Moving on to another lineage of early Tyrannosauroids, the confusingly named Proceratosaurids were a group of primarily small animals, which contained Proceratosaurus, the earliest confirmed Tyrannosauroid. The Proceratosaurids were not in fact ancestral to the later Tyrannosaurids, but instead represent a side branch diverging near the base of the Tyrannosauroid tree. During the mid to late Jurassic they were the most successful Tyrannosauroids we know of, but shortly after reaching truly gigantic sizes with species such as Sinotyrannus, they finally went extinct in the early Cretaceous. The Proceratosaurids were interesting in that they all appear to have possessed elaborate head ornaments, a feature which was either ancestral to all Tyrannosauroids but then lost in most lineages early on, or more probably independently evolved in the Proceratosaurid lineage.

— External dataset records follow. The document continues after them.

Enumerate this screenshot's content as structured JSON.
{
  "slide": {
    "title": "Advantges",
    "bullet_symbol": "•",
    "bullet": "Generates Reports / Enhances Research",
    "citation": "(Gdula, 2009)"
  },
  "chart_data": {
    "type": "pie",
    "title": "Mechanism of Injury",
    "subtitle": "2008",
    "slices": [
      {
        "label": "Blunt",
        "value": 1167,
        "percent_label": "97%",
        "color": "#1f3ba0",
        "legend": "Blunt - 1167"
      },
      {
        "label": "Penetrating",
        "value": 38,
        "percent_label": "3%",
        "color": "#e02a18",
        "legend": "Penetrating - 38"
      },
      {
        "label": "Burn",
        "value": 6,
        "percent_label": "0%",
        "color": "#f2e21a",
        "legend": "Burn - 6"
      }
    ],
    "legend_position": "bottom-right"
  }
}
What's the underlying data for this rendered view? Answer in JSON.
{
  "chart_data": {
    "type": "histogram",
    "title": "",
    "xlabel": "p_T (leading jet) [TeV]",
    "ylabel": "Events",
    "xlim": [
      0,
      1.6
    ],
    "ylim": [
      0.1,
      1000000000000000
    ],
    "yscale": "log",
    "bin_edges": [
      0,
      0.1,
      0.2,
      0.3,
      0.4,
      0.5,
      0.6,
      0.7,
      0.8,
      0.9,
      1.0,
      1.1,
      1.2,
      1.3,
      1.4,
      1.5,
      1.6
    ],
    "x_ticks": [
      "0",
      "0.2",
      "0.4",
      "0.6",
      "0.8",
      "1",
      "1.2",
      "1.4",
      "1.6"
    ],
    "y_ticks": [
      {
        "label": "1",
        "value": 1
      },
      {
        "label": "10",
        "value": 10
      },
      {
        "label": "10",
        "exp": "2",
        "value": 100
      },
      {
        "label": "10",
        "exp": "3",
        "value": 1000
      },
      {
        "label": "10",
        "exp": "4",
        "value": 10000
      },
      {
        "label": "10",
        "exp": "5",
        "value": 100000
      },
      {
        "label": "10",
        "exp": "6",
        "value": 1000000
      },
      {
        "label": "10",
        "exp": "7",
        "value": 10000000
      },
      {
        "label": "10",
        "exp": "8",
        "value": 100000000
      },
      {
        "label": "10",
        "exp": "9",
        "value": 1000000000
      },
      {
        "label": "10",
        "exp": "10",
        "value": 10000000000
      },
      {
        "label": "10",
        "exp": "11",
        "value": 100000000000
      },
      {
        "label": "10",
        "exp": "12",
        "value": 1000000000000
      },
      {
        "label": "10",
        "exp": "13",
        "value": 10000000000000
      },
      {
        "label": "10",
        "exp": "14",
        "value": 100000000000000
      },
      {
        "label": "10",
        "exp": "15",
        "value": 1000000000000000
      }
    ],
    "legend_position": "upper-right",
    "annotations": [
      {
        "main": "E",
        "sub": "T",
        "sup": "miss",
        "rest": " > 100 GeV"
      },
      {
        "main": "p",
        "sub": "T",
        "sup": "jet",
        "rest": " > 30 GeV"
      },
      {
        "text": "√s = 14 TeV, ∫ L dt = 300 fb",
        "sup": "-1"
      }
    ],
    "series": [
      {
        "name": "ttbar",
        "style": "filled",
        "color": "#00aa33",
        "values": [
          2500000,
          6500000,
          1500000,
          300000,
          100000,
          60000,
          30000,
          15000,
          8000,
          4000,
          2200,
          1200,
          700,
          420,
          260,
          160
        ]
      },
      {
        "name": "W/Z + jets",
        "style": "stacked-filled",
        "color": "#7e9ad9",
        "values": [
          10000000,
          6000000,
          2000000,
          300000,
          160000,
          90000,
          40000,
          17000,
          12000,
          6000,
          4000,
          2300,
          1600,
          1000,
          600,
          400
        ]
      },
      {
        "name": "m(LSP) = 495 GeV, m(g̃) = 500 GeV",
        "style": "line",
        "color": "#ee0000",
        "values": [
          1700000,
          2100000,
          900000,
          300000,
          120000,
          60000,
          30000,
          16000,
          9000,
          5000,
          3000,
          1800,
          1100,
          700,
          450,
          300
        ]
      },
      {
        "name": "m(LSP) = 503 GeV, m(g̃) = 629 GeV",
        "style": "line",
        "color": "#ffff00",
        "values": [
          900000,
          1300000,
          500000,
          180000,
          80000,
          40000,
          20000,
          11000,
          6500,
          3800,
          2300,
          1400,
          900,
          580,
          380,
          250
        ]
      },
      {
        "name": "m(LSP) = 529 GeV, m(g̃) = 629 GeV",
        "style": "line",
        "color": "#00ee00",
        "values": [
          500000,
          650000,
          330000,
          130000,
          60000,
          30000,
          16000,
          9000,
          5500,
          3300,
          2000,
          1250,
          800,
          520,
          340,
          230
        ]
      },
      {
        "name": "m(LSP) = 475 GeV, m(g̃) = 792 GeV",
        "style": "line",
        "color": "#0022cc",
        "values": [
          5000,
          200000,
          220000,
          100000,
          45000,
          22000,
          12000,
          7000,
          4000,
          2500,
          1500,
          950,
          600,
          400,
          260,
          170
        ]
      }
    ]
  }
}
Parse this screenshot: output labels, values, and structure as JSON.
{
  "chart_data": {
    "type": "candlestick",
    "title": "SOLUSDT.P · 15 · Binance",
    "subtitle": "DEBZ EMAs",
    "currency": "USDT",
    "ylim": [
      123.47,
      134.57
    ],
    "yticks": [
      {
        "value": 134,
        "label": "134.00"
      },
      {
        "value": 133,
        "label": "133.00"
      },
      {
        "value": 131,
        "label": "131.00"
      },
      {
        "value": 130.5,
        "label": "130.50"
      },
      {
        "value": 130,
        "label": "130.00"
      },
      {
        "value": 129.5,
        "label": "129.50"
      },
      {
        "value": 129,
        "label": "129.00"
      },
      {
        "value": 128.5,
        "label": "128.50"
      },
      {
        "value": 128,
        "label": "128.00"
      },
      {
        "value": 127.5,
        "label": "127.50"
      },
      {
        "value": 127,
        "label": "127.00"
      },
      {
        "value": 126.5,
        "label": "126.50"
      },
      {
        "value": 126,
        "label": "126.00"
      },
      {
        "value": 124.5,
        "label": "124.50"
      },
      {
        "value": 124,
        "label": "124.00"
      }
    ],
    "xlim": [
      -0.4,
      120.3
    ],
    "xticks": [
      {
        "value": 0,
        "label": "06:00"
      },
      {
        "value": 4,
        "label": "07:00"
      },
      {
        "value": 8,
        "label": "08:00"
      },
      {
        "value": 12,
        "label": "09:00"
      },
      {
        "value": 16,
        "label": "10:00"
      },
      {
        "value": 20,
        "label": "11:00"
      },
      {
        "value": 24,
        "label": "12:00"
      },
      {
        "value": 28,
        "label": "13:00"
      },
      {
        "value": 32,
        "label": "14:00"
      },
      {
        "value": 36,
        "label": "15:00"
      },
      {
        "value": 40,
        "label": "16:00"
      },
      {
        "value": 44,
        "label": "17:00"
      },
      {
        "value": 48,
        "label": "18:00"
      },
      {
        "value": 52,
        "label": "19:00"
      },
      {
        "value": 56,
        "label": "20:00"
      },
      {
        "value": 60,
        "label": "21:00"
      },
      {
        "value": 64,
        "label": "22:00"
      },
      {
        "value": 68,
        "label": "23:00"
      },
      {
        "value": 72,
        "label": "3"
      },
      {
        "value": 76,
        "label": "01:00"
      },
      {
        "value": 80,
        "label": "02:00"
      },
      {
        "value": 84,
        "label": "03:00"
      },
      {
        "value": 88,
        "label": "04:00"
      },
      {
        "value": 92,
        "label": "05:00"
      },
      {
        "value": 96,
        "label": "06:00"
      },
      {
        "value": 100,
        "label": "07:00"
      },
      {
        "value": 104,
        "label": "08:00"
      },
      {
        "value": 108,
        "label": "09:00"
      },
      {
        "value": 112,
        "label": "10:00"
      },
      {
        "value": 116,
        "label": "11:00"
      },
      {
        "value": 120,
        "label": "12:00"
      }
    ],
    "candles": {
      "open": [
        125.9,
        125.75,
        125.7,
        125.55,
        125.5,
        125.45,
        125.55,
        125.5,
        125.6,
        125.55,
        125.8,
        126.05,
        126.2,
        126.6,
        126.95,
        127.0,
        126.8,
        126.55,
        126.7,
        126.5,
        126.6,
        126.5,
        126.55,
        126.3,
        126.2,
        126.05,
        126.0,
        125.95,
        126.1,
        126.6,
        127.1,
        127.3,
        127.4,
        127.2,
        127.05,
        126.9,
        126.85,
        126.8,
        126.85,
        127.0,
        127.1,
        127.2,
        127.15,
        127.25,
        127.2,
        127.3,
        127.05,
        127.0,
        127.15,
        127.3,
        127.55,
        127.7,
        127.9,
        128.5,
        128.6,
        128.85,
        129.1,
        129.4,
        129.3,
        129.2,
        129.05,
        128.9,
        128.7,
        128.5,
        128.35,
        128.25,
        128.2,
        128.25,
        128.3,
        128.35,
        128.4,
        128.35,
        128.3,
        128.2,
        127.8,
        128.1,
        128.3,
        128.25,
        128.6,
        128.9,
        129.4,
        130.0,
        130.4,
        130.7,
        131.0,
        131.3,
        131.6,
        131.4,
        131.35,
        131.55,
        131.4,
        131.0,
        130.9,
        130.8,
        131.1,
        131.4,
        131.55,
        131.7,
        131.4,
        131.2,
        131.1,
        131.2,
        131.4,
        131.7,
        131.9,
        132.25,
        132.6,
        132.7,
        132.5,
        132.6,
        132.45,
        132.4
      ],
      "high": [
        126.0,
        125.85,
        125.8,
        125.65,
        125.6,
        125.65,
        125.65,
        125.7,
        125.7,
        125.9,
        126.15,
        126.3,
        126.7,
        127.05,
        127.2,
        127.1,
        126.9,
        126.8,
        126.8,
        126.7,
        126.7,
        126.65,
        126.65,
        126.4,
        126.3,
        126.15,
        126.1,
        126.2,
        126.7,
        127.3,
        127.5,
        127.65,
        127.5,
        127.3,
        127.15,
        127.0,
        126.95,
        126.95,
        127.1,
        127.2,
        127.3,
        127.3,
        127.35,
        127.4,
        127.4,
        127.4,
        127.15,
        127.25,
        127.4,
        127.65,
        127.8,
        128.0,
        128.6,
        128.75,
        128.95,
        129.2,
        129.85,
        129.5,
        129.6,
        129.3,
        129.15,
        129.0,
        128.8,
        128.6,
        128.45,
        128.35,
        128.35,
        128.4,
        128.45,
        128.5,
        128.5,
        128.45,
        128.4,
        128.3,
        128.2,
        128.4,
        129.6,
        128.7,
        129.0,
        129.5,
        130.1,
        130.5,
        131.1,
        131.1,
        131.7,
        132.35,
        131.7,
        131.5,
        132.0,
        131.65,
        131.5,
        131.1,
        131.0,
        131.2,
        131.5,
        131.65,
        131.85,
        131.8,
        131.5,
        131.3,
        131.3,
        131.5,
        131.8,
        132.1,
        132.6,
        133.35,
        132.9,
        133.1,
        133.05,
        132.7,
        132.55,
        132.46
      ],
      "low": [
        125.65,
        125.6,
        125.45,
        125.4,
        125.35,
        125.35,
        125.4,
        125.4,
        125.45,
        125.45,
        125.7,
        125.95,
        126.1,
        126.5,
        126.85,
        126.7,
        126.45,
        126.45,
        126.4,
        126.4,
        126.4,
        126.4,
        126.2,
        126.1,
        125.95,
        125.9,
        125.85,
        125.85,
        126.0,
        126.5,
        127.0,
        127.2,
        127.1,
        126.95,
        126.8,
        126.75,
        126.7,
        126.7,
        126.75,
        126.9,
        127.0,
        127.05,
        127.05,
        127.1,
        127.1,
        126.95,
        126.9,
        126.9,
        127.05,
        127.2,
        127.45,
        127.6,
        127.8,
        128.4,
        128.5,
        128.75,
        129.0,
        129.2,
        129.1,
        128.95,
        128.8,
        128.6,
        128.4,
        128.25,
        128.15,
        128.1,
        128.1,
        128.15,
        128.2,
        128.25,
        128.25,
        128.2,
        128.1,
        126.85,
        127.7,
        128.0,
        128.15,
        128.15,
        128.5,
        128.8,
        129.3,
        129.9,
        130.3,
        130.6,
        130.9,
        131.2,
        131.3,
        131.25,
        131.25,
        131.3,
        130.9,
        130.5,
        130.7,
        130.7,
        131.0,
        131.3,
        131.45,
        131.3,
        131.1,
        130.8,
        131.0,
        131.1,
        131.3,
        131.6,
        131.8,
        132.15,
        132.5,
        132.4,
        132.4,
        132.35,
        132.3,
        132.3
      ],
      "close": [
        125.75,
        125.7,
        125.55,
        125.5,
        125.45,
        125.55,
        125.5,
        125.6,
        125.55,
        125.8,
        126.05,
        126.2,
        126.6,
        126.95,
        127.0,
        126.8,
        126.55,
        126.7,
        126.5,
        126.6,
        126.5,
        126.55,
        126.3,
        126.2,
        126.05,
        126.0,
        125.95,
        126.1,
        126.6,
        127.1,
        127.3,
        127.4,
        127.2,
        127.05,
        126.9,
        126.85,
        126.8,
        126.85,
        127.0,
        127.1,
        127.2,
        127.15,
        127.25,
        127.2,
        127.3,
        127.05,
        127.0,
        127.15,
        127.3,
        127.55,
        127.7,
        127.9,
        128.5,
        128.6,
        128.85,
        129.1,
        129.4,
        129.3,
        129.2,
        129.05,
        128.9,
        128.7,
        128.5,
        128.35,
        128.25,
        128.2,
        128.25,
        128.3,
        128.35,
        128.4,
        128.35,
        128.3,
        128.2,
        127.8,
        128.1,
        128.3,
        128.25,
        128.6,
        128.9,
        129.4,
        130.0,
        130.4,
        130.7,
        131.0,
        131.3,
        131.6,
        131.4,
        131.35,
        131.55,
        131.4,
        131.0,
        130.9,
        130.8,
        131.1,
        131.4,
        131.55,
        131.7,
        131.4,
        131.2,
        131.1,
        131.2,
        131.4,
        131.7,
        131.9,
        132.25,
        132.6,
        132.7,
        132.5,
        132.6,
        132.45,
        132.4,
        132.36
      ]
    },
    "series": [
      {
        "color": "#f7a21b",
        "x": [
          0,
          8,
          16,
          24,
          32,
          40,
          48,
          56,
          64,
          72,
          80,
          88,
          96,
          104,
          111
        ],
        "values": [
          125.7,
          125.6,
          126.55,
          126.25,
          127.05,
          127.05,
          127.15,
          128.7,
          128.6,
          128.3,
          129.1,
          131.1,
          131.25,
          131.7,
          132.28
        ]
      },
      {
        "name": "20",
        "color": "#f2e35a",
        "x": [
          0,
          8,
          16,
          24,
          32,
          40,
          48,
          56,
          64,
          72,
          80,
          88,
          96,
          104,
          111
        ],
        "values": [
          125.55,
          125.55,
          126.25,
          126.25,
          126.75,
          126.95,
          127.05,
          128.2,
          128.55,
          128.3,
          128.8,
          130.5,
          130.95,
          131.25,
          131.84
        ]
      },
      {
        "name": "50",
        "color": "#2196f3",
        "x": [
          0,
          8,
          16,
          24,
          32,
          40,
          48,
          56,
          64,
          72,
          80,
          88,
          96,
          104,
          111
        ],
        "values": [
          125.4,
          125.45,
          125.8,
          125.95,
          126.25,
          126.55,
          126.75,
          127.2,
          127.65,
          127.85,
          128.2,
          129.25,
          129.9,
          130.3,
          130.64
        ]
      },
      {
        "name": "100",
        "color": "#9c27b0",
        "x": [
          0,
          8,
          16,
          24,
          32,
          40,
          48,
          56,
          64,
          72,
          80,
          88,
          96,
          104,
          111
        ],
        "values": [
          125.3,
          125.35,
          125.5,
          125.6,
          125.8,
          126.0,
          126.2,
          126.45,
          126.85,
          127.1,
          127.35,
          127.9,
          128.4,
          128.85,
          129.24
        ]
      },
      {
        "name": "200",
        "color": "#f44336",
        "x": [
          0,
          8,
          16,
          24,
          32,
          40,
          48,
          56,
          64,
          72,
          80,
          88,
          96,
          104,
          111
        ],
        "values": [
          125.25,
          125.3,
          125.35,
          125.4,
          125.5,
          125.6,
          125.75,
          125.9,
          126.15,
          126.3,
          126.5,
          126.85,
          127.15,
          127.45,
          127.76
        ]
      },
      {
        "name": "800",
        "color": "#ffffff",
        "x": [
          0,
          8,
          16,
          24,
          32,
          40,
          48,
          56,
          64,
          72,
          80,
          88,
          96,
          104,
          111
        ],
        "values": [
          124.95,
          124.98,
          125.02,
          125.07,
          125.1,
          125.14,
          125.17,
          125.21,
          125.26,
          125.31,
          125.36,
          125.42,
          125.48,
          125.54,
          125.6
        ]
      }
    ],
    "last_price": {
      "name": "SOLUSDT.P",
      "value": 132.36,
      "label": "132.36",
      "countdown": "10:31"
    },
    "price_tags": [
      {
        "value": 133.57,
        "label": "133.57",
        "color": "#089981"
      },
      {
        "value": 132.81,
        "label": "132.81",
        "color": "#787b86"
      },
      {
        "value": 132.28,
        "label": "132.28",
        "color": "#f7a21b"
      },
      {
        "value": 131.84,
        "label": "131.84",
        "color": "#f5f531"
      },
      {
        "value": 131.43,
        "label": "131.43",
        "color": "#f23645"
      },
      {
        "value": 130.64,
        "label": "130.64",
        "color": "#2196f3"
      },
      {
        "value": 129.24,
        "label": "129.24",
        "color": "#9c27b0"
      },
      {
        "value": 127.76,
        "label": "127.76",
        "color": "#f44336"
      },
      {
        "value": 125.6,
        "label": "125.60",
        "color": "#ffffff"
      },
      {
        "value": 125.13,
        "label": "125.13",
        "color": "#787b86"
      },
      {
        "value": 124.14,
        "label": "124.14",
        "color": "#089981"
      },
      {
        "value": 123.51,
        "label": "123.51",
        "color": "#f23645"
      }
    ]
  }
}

The Proceratosaurid Guanlong by Raul Martin

Proceratosaurus was the earliest known member of its group, and may have represented the basal form of all Proceratosaurids. It was a fairly small animal, about the size of a wolf, and lived in the mid Jurassic of England, 165 million years ago. The reason for the species, and subsequently group's name is that it was initially thought to have been ancestral to the Carnosaur Ceratosaurus, due to what appeared to be a similar nasal crest. More complete finds from other Proceratosaurid species have since showed that the crest was probably much more elongated than that of Ceratosaurus, stretching from the tip of the snout to the back of the head. Proceratosaurus was closely related to another genus named Kileskus, which was a contemporary living in Russia. It probably possessed a similar crest, and was about the same size. More significant was Guanlong, a Chinese relative from the late Jurassic. This animal is known from far better remains than its two relatives, to the point where we have even found fossils of animals from various stages of growth, showing the development of the crest over time, and the age at which the animals matured. 

Juratyrant by Nobu Tamura

The last two Jurassic Proceratosaurids were Juratyrant and Stokesosaurus. The former was a relatively large animal from the late Jurassic of England, 149 mio ago. It may have reached around 5 meters in length, which would have made it a medium sized predator for its time. It may have shared its habitat with Ceratosaurus, which is known from the nearby islands of Portugal. Stokesosaurus was, as mentioned earlier in this post, a North American animal, living in the Morrison formation in what is now Utah, alongside Allosaurus, Stegosaurus, and Coelurus. At the time it lived, Utah had a climate vaguely similar to today, with distinct wet and dry seasons. Many of the bones of larger animals in the formation were carried from the drier uplands into the swampy lowlands by streams and rivers, where they were preserved. Considering its size and the other animals of it's time, Stokesosaurus may have hunted small dinosaurs and primitive birds, which were beginning to appear by then.